Being in over your head in debt is one of the most overwhelming and stressful thing you will have in your life. Constant streams of calls from bill collectors, arguments with family over impending bills, even getting sick from worry and stress can all be par for the course. If you’ve come to the realization that you need help to get your debt under control and paid off, then you need to be made aware of what options there are for getting out of debt and staying that way. If you want to sleep easy knowing you’ve made the right decision for you and your family, then take a few minutes to read through this article which explains what your options are and how each works to get you one step closer to financial freedom.

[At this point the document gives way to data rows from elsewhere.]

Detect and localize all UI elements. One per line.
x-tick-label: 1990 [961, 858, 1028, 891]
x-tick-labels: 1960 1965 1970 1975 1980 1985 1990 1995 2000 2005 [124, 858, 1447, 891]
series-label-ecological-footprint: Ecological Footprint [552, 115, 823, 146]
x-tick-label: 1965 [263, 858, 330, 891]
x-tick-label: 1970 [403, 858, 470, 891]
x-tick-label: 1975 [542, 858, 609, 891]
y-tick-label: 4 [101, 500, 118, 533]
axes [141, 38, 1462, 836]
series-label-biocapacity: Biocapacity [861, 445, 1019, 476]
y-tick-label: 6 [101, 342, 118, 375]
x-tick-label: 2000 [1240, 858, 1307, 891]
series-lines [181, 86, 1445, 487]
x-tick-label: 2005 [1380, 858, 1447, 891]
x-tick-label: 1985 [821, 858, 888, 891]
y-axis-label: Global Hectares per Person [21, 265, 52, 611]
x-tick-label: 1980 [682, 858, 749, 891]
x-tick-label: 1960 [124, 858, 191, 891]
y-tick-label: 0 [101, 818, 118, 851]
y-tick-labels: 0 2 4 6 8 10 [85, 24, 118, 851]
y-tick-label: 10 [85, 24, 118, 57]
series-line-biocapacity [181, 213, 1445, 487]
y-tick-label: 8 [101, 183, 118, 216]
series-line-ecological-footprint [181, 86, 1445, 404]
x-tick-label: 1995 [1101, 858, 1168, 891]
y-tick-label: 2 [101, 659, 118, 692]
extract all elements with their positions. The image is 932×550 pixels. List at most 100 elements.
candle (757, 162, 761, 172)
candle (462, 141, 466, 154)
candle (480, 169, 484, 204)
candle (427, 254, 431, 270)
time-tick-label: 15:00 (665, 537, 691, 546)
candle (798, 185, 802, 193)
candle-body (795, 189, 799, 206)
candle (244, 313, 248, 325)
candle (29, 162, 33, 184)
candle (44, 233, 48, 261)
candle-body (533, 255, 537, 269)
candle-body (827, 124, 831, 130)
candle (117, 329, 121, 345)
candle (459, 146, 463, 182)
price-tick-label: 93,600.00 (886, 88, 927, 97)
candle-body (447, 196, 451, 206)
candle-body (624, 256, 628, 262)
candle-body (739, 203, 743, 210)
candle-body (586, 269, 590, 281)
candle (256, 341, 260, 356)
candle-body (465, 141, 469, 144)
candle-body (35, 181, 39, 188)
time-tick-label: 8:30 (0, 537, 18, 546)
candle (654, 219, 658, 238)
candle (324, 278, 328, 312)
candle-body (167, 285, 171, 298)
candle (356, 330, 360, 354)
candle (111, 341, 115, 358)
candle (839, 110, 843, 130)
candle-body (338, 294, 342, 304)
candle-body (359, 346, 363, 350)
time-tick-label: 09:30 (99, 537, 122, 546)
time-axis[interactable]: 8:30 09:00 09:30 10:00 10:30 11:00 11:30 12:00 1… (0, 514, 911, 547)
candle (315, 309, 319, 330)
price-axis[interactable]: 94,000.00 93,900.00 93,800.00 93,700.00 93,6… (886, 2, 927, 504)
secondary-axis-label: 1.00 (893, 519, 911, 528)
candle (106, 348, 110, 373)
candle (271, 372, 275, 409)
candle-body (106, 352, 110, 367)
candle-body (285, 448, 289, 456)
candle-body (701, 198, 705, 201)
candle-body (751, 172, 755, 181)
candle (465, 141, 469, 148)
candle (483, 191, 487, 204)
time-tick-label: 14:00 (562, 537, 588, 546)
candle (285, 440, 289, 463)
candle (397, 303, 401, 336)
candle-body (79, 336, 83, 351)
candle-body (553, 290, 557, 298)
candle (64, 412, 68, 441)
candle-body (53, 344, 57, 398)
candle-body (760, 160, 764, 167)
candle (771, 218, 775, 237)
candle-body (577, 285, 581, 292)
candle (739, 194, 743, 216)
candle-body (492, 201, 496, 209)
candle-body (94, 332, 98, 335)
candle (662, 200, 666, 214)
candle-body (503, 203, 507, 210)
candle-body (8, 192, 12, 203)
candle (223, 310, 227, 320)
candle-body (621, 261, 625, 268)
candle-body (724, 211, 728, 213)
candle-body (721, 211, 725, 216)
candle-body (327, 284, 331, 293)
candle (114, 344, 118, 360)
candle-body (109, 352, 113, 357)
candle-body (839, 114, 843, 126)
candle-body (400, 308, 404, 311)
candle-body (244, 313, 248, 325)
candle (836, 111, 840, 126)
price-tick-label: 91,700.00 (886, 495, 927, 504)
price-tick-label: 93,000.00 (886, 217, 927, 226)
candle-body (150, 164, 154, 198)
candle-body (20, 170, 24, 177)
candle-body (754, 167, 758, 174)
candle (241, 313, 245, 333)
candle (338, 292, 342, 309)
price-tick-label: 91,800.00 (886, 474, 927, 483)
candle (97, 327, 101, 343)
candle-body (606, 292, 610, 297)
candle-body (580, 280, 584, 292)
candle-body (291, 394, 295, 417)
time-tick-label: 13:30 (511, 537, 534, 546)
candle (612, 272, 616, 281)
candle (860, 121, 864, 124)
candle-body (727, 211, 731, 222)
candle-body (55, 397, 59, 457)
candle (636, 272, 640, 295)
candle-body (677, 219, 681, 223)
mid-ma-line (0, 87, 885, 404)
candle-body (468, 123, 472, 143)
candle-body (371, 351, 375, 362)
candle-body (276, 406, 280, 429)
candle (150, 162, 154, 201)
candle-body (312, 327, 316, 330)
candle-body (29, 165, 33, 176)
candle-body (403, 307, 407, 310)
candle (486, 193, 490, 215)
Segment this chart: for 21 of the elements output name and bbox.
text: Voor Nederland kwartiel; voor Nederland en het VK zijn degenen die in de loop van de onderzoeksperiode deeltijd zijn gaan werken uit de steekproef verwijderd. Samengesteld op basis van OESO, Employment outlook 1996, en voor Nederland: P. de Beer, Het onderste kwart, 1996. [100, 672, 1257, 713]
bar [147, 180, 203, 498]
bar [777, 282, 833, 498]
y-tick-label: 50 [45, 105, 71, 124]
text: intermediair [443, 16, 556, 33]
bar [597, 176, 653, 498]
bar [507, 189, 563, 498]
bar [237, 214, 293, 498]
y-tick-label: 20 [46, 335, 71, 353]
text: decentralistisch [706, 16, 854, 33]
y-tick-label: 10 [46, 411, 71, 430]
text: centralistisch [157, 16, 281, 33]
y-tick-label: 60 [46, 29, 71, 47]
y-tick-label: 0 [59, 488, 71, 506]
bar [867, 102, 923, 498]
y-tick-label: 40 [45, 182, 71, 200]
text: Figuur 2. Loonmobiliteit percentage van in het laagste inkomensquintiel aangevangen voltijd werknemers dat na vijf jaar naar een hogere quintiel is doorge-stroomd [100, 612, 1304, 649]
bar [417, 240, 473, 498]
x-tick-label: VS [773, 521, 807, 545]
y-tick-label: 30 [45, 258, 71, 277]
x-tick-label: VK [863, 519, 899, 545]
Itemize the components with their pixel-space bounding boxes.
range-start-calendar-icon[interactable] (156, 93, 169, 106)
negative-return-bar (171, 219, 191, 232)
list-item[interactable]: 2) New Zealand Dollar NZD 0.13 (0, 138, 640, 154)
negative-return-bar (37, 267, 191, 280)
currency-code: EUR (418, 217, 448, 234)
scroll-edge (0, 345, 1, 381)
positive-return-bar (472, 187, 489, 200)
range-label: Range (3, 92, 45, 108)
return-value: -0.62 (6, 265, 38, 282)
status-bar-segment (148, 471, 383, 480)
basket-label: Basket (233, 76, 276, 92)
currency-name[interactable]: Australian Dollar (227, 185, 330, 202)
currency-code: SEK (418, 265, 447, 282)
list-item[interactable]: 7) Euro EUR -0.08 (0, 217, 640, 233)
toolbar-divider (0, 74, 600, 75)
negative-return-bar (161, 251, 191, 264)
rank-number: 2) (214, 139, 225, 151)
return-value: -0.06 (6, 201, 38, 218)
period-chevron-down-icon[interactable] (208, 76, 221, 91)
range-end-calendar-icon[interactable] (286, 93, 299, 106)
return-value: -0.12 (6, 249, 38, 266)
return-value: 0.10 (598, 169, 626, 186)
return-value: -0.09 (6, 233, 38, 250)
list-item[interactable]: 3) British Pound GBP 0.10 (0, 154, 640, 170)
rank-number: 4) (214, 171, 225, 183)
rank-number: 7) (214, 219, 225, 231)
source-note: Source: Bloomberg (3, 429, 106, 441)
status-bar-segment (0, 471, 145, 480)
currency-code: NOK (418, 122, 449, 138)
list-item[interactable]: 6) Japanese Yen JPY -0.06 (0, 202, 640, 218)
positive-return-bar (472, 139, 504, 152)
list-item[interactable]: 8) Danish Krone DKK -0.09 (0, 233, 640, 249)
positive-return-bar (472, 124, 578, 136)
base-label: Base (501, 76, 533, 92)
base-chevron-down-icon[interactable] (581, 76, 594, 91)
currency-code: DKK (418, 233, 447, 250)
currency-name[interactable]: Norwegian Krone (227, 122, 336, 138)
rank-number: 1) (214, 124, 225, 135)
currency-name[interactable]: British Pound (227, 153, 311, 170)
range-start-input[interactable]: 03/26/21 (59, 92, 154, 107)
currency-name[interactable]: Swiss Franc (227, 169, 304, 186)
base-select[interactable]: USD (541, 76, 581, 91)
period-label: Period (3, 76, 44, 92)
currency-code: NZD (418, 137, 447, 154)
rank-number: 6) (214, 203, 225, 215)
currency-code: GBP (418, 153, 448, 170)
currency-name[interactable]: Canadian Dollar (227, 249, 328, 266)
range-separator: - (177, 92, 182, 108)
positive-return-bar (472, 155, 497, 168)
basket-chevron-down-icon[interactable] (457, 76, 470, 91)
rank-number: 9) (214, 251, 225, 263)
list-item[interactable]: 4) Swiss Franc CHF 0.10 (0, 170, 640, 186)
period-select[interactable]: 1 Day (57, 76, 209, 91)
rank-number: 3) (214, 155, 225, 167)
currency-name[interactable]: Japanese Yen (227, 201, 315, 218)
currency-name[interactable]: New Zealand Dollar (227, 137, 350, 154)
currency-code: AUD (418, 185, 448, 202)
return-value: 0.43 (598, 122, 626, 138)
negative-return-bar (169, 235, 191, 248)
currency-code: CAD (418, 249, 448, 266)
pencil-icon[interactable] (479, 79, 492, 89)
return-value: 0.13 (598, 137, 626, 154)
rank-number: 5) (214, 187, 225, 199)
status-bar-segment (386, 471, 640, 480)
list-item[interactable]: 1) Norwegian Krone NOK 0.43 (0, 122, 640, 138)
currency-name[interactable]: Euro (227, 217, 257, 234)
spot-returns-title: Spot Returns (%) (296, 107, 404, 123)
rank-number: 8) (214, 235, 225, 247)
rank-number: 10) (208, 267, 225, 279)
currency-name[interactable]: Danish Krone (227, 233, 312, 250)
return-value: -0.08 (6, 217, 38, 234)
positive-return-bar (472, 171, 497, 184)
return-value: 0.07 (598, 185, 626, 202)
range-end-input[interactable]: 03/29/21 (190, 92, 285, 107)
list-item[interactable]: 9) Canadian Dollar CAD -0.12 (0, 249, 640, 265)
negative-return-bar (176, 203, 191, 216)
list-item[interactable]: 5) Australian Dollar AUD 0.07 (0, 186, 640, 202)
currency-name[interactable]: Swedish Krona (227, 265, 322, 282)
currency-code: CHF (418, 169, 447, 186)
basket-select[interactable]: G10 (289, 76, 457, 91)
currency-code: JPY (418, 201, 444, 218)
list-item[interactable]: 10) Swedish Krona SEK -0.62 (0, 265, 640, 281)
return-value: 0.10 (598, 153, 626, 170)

The three options available to you are credit counseling, debt settlement and bankruptcy. All three are excellent ways to get on the road to erasing your debt for good, but each have pros and cons to them as well. Not all methods are good for all situations, so you should be sure to evaluate your wants and need before making a decision on which option to choose. Let’s take a look at the first option.
Credit counseling. The most commonly known method of debt relief help, in this type of program, you will be paying down your debt in monthly installments via a third party company. You will have lower interest and payments on all your outstanding balances to creditors. Lower interest and monthly payments mean that you will be able in theory to pay off your loans much quicker than if you were paying the creditors directly yourself. The third party company will charge a fee that is tacked onto the monthly payment. Some people are very successful with this type of program, others not so much. You may find this program useful if you have a smaller amount of total debt.
Debt settlement. In this option, a third party company will work with your creditors directly to negotiate a settlement amount that is a percentage of the total balance owed. Consumers pay into a separate account and these funds are used to pay off creditors. You do not make monthly payments to your creditors when you are in this type of program, rather pay monthly agreed amounts into your savings account. It will affect your credit score negatively. You will also want to be sure to read all fine print for details of policies, procedures and fees the company will charge.
Our last option is bankruptcy. This is a last resort for most people with large amounts of debt. There are two types of bankruptcy you can file for, Chapter 7 and Chapter 13. Chapter 7 eliminates all debt owed, while Chapter 13 attempts to restructure debt to be paid back. You should talk to a reputable lawyer about your case to see which is the best option for you. Each state has different filing requirements.